Aim: The aim of this study was to estimate the risk of carbohydrate intake habits for the incidence of dental caries in preschool children at the Aisyiyah Bustanul Athfal Kindergarten in Bantul District, Yogyakarta, Indonesia. Materials and Methods: This presented analytic study comprised 74 children and their mothers. Samples were obtained by purposive sampling in preschool students aged 3–6 years. Dental caries assessed using the Decay, Missing, Filling Teeth (DMF-T) index and the food diet assessed using a diet recall questionnaire with data analysis using the NutriSurvey 2007 software. Data were analyzed with the Statistical Package for the Social Sciences (SPSS) software using a chi-square test and logistic regression. Results: The result of this study showed a relationship between carbohydrate consumption and dental caries status, P = 0.01 (P ≤ 0.05). The results showed high rates of caries of children teeth 96%, of 74 students found 71 students had caries and had a history of consuming carbohydrate intake > 10% in 1 day 89% (65 student). Conclusion: Carbohydrate intake caused risk in dental caries in preschool children (P = 0.01). The majority of subjects (92%) were found to have experienced dental caries and had a habit of consuming carbohydrates >10% of total energy in 1 day. The subjects (67%) who were found to be caries free had a habit of consuming carbohydrates <10% of total energy in 1 day.

Keywords: Carbohydrates, Diet, Early Childhood Caries, Preschool Children


How to cite this article:
Arie Sandy LP, Setiawan PB. Carbohydrate intake and dental caries status in preschool children in Bantul District, Yogyakarta, Indonesia: A cross-sectional study.
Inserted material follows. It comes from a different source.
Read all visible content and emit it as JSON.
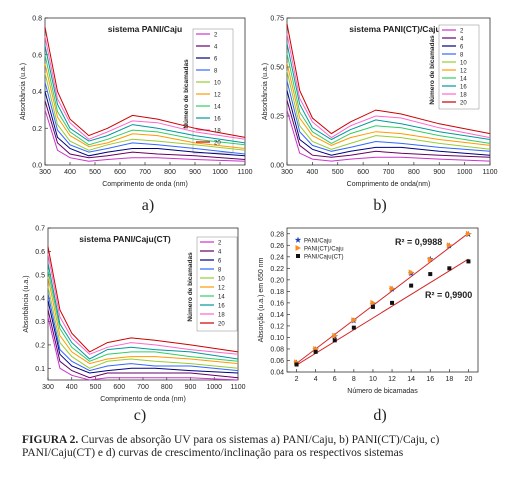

J Int Oral Health 2020;12:231-5

How to cite this URL:
Arie Sandy LP, Setiawan PB. Carbohydrate intake and dental caries status in preschool children in Bantul District, Yogyakarta, Indonesia: A cross-sectional study. J Int Oral Health [serial online] 2020 [cited 2020 Aug 4];12:231-5. Available from: http://www.jioh.org/text.asp?2020/12/3/231/285578




  Introduction Top


Dental caries in early childhood known as early childhood caries (ECC) is found in high percentage in developing countries such as Indonesia. The prevalence of ECC or commonly called rampant caries is high in various countries, and its severity increases with increasing age of children.[1] In developing countries, the prevalence of dental caries in this group is still high.[2] Different conditions occur in developed countries, in recent years the prevalence of dental caries in early childhood in developed countries has decreased.[3] ECC can be aggressive since the tooth eruption begins. Dental caries has a very rapid severity, attacks the smooth surface of the teeth, and has a detrimental effect on tooth development. This condition causes wider oral and dental health problems in the groups of children. In addition, the morphological factors of deciduous teeth that are different from permanent teeth further increase the susceptibility of deciduous teeth to dental caries.[4]
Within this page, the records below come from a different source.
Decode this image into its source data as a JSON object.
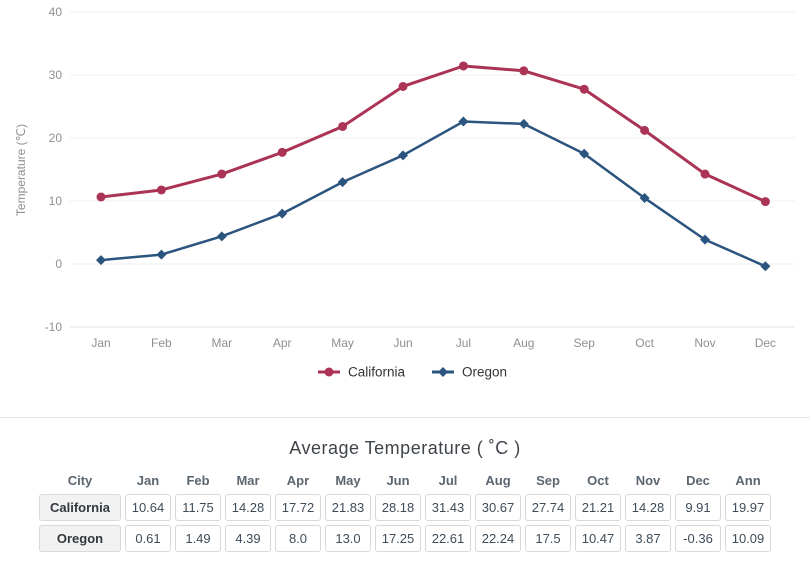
{
  "chart_data": {
    "type": "line",
    "title": "",
    "ylabel": "Temperature (℃)",
    "ylim": [
      -10,
      40
    ],
    "yticks": [
      -10,
      0,
      10,
      20,
      30,
      40
    ],
    "grid": true,
    "legend_position": "bottom",
    "categories": [
      "Jan",
      "Feb",
      "Mar",
      "Apr",
      "May",
      "Jun",
      "Jul",
      "Aug",
      "Sep",
      "Oct",
      "Nov",
      "Dec"
    ],
    "series": [
      {
        "name": "California",
        "marker": "circle",
        "color": "#ab3456",
        "values": [
          10.64,
          11.75,
          14.28,
          17.72,
          21.83,
          28.18,
          31.43,
          30.67,
          27.74,
          21.21,
          14.28,
          9.91
        ]
      },
      {
        "name": "Oregon",
        "marker": "diamond",
        "color": "#2b547e",
        "values": [
          0.61,
          1.49,
          4.39,
          8.0,
          13.0,
          17.25,
          22.61,
          22.24,
          17.5,
          10.47,
          3.87,
          -0.36
        ]
      }
    ]
  },
  "table": {
    "title": "Average Temperature ( ˚C )",
    "columns": [
      "City",
      "Jan",
      "Feb",
      "Mar",
      "Apr",
      "May",
      "Jun",
      "Jul",
      "Aug",
      "Sep",
      "Oct",
      "Nov",
      "Dec",
      "Ann"
    ],
    "rows": [
      {
        "city": "California",
        "values": [
          "10.64",
          "11.75",
          "14.28",
          "17.72",
          "21.83",
          "28.18",
          "31.43",
          "30.67",
          "27.74",
          "21.21",
          "14.28",
          "9.91",
          "19.97"
        ]
      },
      {
        "city": "Oregon",
        "values": [
          "0.61",
          "1.49",
          "4.39",
          "8.0",
          "13.0",
          "17.25",
          "22.61",
          "22.24",
          "17.5",
          "10.47",
          "3.87",
          "-0.36",
          "10.09"
        ]
      }
    ]
  },
  "colors": {
    "axis_text": "#8f8f8f",
    "gridline": "#efefef",
    "axis_line": "#e0e0e0",
    "legend_text": "#333333"
  }
}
Preschool children are a group of children aged 3–6 years.[5] At this age, the child is still in its infancy and development. Dental and oral health problems are one of the factors that influence children’s growth and development.[6] Teething begins at the age of 3 months after birth until the age of 21–25 years. The age of deciduous tooth eruption starts from the age of 6 months to 7 years (deciduous dentition).[7]
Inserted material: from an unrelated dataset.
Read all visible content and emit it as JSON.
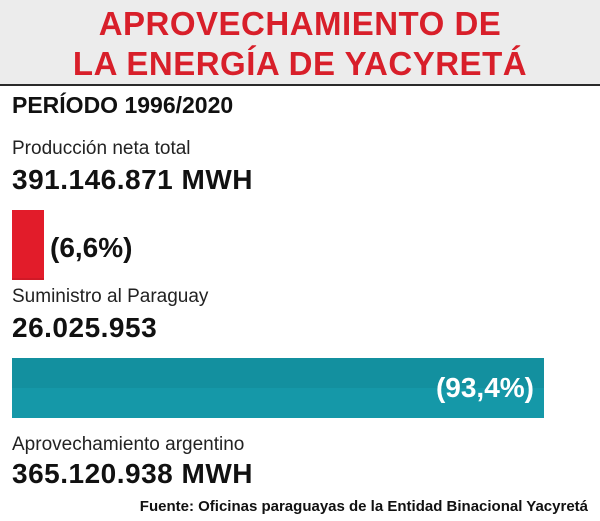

As per data, the number of children aged 1–4 years in Indonesia is 19,388,791 and the number of children aged 5–6 years is 9,679,481 of the total population. In this group, the percentage of those who have dental health problems in children <1 year of age, children aged 1–4 years, and children aged 5–9 years is 1.1%, 6.9%, and 21.6%, respectively. The data show that as the age increases the dental and mouth problems also increase. This is still far from the World Health Organization (WHO) target, which states that 90% of 5-year-old children are caries free.[8]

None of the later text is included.